With all that said, there are a few positive signs. First off, that the plan was developed in consultation with, among others, the honorable, intelligent and effective : Inclusion of the honorable intelligent and accomplished Geoffrey Canada, founder of the Harlem’s Children Zone, is very promising.
And Errol Louis has a sharp dispatch in the Daily News pointing out that the plan was announced in the lobby of one of New York’s 28 credit unions, and hoping that this means some of the $150 million in new funds will flow into these grass-roots financial institutions that he correctly calls “a smart, proven way to combat poverty.”

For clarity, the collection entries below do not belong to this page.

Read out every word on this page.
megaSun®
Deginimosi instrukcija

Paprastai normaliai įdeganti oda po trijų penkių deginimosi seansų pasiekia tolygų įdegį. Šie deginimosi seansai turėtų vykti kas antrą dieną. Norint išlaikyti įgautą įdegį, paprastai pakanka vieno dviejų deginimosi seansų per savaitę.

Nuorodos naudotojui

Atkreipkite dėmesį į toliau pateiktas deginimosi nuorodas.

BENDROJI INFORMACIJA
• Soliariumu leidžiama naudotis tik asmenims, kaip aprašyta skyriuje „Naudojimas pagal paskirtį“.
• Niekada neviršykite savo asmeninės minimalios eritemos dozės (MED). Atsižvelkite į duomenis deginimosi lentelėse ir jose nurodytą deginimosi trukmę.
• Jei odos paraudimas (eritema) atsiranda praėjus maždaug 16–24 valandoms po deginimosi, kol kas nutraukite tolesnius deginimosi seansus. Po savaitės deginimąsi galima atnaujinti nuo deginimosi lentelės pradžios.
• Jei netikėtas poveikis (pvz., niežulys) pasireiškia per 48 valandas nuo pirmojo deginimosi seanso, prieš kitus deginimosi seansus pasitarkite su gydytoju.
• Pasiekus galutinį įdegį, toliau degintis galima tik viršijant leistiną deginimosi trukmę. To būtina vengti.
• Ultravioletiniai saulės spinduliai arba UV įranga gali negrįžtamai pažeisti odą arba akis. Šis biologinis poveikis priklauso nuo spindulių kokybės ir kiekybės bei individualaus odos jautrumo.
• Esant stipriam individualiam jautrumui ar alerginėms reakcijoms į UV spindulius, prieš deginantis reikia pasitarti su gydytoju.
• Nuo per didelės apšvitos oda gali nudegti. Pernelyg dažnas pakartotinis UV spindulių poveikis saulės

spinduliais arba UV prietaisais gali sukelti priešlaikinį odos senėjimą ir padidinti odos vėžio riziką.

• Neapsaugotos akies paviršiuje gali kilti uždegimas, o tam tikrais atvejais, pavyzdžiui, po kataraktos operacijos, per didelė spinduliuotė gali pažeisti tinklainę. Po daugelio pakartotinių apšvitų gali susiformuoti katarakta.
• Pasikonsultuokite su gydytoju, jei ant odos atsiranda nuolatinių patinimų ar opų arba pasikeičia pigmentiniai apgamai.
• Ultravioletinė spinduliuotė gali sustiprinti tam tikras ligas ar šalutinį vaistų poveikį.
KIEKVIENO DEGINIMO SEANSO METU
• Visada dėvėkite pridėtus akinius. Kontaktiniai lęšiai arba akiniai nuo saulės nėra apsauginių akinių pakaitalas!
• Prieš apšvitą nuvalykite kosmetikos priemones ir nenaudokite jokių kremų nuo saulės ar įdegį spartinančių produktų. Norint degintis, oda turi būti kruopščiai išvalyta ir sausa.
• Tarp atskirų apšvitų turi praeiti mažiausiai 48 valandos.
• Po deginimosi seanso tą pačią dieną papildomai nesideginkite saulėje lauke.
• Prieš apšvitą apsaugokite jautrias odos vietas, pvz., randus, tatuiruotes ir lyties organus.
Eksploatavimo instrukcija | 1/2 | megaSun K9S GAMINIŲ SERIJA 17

Louis also is impressed that “The city plans to spend $150 million on anti-poverty initiatives, of which $100 million will go to a new Innovation Fund, designed to put dollars in the best and most effective programs.” And if money is allocated strictly according to impact, this would be worth touting (to be fair, $5 million is being put aside to monitor program results). Then again, since the city got rid of its Department of Burning Tax Payer Dollars, efficiency is always a goal, and we’ll believe that the city has the will to eliminate inefficient but politically popular programs when we see it.
America Works founder Peter Cove writes in, and doesn’t see much that’s new or worthwhile:
The Mayor's poverty proposal relies on discredited strategy and wishful thinking. Rather than tackling the tough stuff, it panders to providers of poverty programs long found to be ineffective or worse. Why isn’t the creation of jobs the first strike in the reduction of poverty, instead of incentives to create independent development accounts. For unemployed fathers?Rather than encouraging men to return to their children and their mothers, we are fed programs to send nurses to poor first time mothers. What say we encourage the fathers back first?
Thirty more programs are said to be in the offing. One hopes that they will focus not again on peripheral issues, but strike at the very heart of New York's poverty problem-work and the missing fathers.